Les’ essay on choosing print media prompted me to consider a lot of questions. Why do we make prints? Why do materials matter? How do we decide the size of the print? Why do we care about presentation and mounting? Why do we make pictures? Why do we point our cameras at the things we do? The biggest question; Why do most of our pictures fail?
I’ll acquiesce that some technical reasons and fumbles cause failure. All of those things we're wed to in our pursuits as photographers, focus, exposure, and resolution are trivial. These are not the primary failures. The real issue is vision, our ability to see what is in front of us. Ultimately, our failure is the lack of ability to translate the essence of what we are responding to when we press the shutter button.
Let’s return to the question of why we make pictures. There are countless reasons. Documenting, storytelling, illustrating, sharing, and remembering, all of those are valid but what are the deeper motivations? Are they to market or sell a product? Are they to provoke a reaction or gain attention? Are those motivations fame and fortune?
I’ll propose underneath all of the reasons and motivations we speak of constantly there’s a desire to find beauty. If that’s not the reason it certainly should be every time we point a camera and click the button.

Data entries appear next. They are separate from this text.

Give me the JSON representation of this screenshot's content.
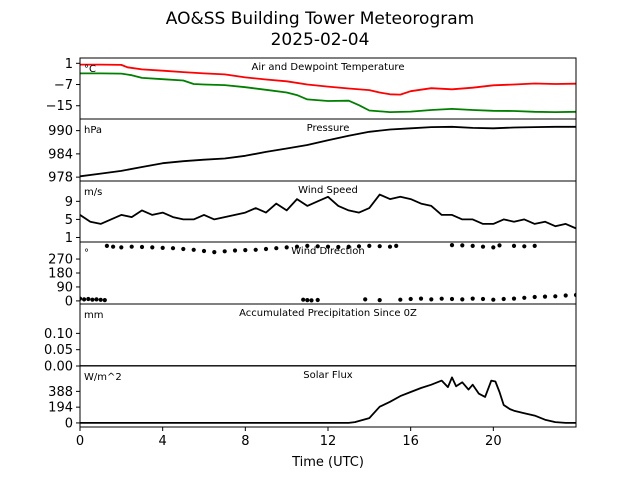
{
  "figure": {
    "title_line1": "AO&SS Building Tower Meteorogram",
    "title_line2": "2025-02-04",
    "xlabel": "Time (UTC)",
    "xticks": [
      0,
      4,
      8,
      12,
      16,
      20
    ],
    "xlim": [
      0,
      24
    ]
  },
  "chart_data": [
    {
      "type": "line",
      "title": "Air and Dewpoint Temperature",
      "unit": "°C",
      "ylim": [
        -20,
        3
      ],
      "yticks": [
        1,
        -7,
        -15
      ],
      "series": [
        {
          "color": "#ff0000",
          "x": [
            0,
            1,
            2,
            2.3,
            3,
            4,
            5,
            6,
            7,
            8,
            9,
            10,
            11,
            12,
            13,
            14,
            14.5,
            15,
            15.5,
            16,
            17,
            18,
            19,
            20,
            21,
            22,
            23,
            24
          ],
          "y": [
            0.5,
            0.5,
            0.4,
            -0.5,
            -1.3,
            -1.8,
            -2.3,
            -2.8,
            -3.2,
            -4.3,
            -5.1,
            -5.8,
            -7.0,
            -7.8,
            -8.5,
            -9.1,
            -10.0,
            -10.7,
            -10.8,
            -9.5,
            -8.4,
            -8.8,
            -8.2,
            -7.3,
            -7.0,
            -6.6,
            -6.8,
            -6.7
          ]
        },
        {
          "color": "#008000",
          "x": [
            0,
            1,
            2,
            2.5,
            3,
            4,
            5,
            5.5,
            6,
            7,
            8,
            9,
            10,
            10.5,
            11,
            12,
            13,
            13.5,
            14,
            15,
            16,
            17,
            18,
            19,
            20,
            21,
            22,
            23,
            24
          ],
          "y": [
            -2.8,
            -2.8,
            -2.9,
            -3.5,
            -4.5,
            -5.0,
            -5.5,
            -6.8,
            -7.0,
            -7.2,
            -8.0,
            -9.0,
            -10.0,
            -11.0,
            -12.6,
            -13.2,
            -13.1,
            -14.8,
            -16.8,
            -17.4,
            -17.2,
            -16.6,
            -16.2,
            -16.6,
            -16.9,
            -17.0,
            -17.3,
            -17.4,
            -17.3
          ]
        }
      ]
    },
    {
      "type": "line",
      "title": "Pressure",
      "unit": "hPa",
      "ylim": [
        977,
        993
      ],
      "yticks": [
        990,
        984,
        978
      ],
      "series": [
        {
          "color": "#000000",
          "x": [
            0,
            1,
            2,
            3,
            4,
            5,
            6,
            7,
            8,
            9,
            10,
            11,
            12,
            13,
            14,
            15,
            16,
            17,
            18,
            19,
            20,
            21,
            22,
            23,
            24
          ],
          "y": [
            978.2,
            978.9,
            979.6,
            980.6,
            981.6,
            982.1,
            982.5,
            982.8,
            983.5,
            984.5,
            985.4,
            986.3,
            987.5,
            988.7,
            989.7,
            990.3,
            990.6,
            990.9,
            991.0,
            990.7,
            990.6,
            990.8,
            990.9,
            991.0,
            991.0
          ]
        }
      ]
    },
    {
      "type": "line",
      "title": "Wind Speed",
      "unit": "m/s",
      "ylim": [
        0,
        13.5
      ],
      "yticks": [
        9,
        5,
        1
      ],
      "series": [
        {
          "color": "#000000",
          "x": [
            0,
            0.5,
            1,
            1.5,
            2,
            2.5,
            3,
            3.5,
            4,
            4.5,
            5,
            5.5,
            6,
            6.5,
            7,
            7.5,
            8,
            8.5,
            9,
            9.5,
            10,
            10.5,
            11,
            11.5,
            12,
            12.5,
            13,
            13.5,
            14,
            14.5,
            15,
            15.5,
            16,
            16.5,
            17,
            17.5,
            18,
            18.5,
            19,
            19.5,
            20,
            20.5,
            21,
            21.5,
            22,
            22.5,
            23,
            23.5,
            24
          ],
          "y": [
            6,
            4.5,
            4,
            5,
            6,
            5.5,
            7,
            6,
            6.5,
            5.5,
            5,
            5,
            6,
            5,
            5.5,
            6,
            6.5,
            7.5,
            6.5,
            8.5,
            7,
            9.5,
            8,
            9,
            10,
            8,
            7,
            6.5,
            7.5,
            10.5,
            9.5,
            10,
            9.5,
            8.5,
            8,
            6,
            6,
            5,
            5,
            4,
            4,
            5,
            4.5,
            5,
            4,
            4.5,
            3.5,
            4,
            3
          ]
        }
      ]
    },
    {
      "type": "scatter",
      "title": "Wind Direction",
      "unit": "°",
      "ylim": [
        -20,
        380
      ],
      "yticks": [
        270,
        180,
        90,
        0
      ],
      "points": [
        {
          "x": [
            0.0,
            0.2,
            0.4,
            0.6,
            0.8,
            1.0,
            1.2
          ],
          "y": [
            15,
            10,
            12,
            8,
            10,
            7,
            5
          ]
        },
        {
          "x": [
            1.3,
            1.6,
            2.0,
            2.5,
            3.0,
            3.5,
            4.0,
            4.5,
            5.0,
            5.5,
            6.0,
            6.5,
            7.0,
            7.5,
            8.0,
            8.5,
            9.0,
            9.5,
            10.0,
            10.5
          ],
          "y": [
            355,
            350,
            345,
            350,
            348,
            345,
            342,
            340,
            335,
            330,
            322,
            315,
            320,
            325,
            328,
            330,
            335,
            340,
            345,
            350
          ]
        },
        {
          "x": [
            11.0,
            11.5,
            12.0,
            12.5,
            13.0,
            13.5,
            14.0,
            14.5,
            15.0,
            15.3
          ],
          "y": [
            355,
            352,
            350,
            348,
            350,
            352,
            355,
            353,
            350,
            355
          ]
        },
        {
          "x": [
            10.8,
            11.0,
            11.2,
            11.5,
            13.8,
            14.5
          ],
          "y": [
            8,
            5,
            3,
            6,
            10,
            5
          ]
        },
        {
          "x": [
            15.5,
            16.0,
            16.5,
            17.0,
            17.5,
            18.0,
            18.5,
            19.0,
            19.5,
            20.0,
            20.5,
            21.0,
            21.5,
            22.0,
            22.5,
            23.0,
            23.5,
            24.0
          ],
          "y": [
            8,
            12,
            15,
            10,
            14,
            12,
            10,
            15,
            12,
            8,
            12,
            15,
            20,
            25,
            28,
            30,
            35,
            38
          ]
        },
        {
          "x": [
            18.0,
            18.5,
            19.0,
            19.5,
            20.0,
            20.3,
            21.0,
            21.5,
            22.0
          ],
          "y": [
            360,
            358,
            355,
            350,
            345,
            358,
            355,
            352,
            355
          ]
        }
      ]
    },
    {
      "type": "line",
      "title": "Accumulated Precipitation Since 0Z",
      "unit": "mm",
      "ylim": [
        0,
        0.19
      ],
      "yticks": [
        0.1,
        0.05,
        0.0
      ],
      "series": [
        {
          "color": "#000000",
          "x": [
            0,
            24
          ],
          "y": [
            0,
            0
          ]
        }
      ]
    },
    {
      "type": "line",
      "title": "Solar Flux",
      "unit": "W/m^2",
      "ylim": [
        -50,
        700
      ],
      "yticks": [
        388,
        194,
        0
      ],
      "series": [
        {
          "color": "#000000",
          "x": [
            0,
            13,
            13.3,
            14,
            14.5,
            15,
            15.5,
            16,
            16.5,
            17,
            17.5,
            17.8,
            18.0,
            18.2,
            18.5,
            18.8,
            19.0,
            19.3,
            19.6,
            19.9,
            20.1,
            20.3,
            20.5,
            20.8,
            21,
            21.5,
            22,
            22.5,
            23,
            23.5,
            24
          ],
          "y": [
            0,
            0,
            10,
            60,
            200,
            260,
            330,
            380,
            430,
            470,
            520,
            440,
            560,
            450,
            500,
            410,
            470,
            360,
            320,
            520,
            510,
            380,
            220,
            170,
            150,
            120,
            90,
            40,
            10,
            0,
            0
          ]
        }
      ]
    }
  ]
}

When we observe a moment, a scene, small or of epic proportions, and recognize beauty we’re compelled to memorialize what we recognized in that moment. We’re driven to produce an object that somehow imitates the transcendental nature of beauty itself. Think that thought all the way through.
Beauty is not fashionable or trendy. Beauty is not provocative or “edgy” for the mere sake of being provocative. Those notions can coincide but without an element of beauty, they will become empty and meaningless. Beauty is not subjective or relative, it just is, like math. The scenes and moments we witness and recognize beauty are ephemeral, the beauty is not.
On those rare occasions when we are successful at distilling the ephemeral beauty that we are responding to with a camera, there’s a natural desire to make a physical object that represents the transcendental nature of that beauty. This is why the materials, presentation, mounting, and method we produce that object are important. Should they be trendy or provocative just for the sake of it? Should they be ephemeral or short-lived? Should they be in opposition to the aesthetics of that moment or in harmony with it?
Many of our attempts to respond and distill the beauty that we observe and experience into a visual representation fail. We should all try to examine why and be more effective next time. On those rare occasions when we are successful, even in the slightest bit, carrying it through to producing a representational object of beauty and permanence in and of itself shouldn’t be the point where we fail.
As I thought about Les’ essay on material selection appropriate for fine art this is what I took away and what I think he was getting at. Your thoughts?
Who determines which images are failures - the image maker or the viewer? We all see through different experience
Great question, Jeffrey. I'm sure that Bob would agree that the only person it matters to is the artist. However, I have many times captured an image knowing that I would ask others to give me feedback and with that intent my decision on success or failure may moderate. However, even if I don't achieve the perfection I sought, it's a success from what I learned from others. Now, of course, when I'm on assignment, the ONLY determination of success or failure is in the eye of the person signing the check!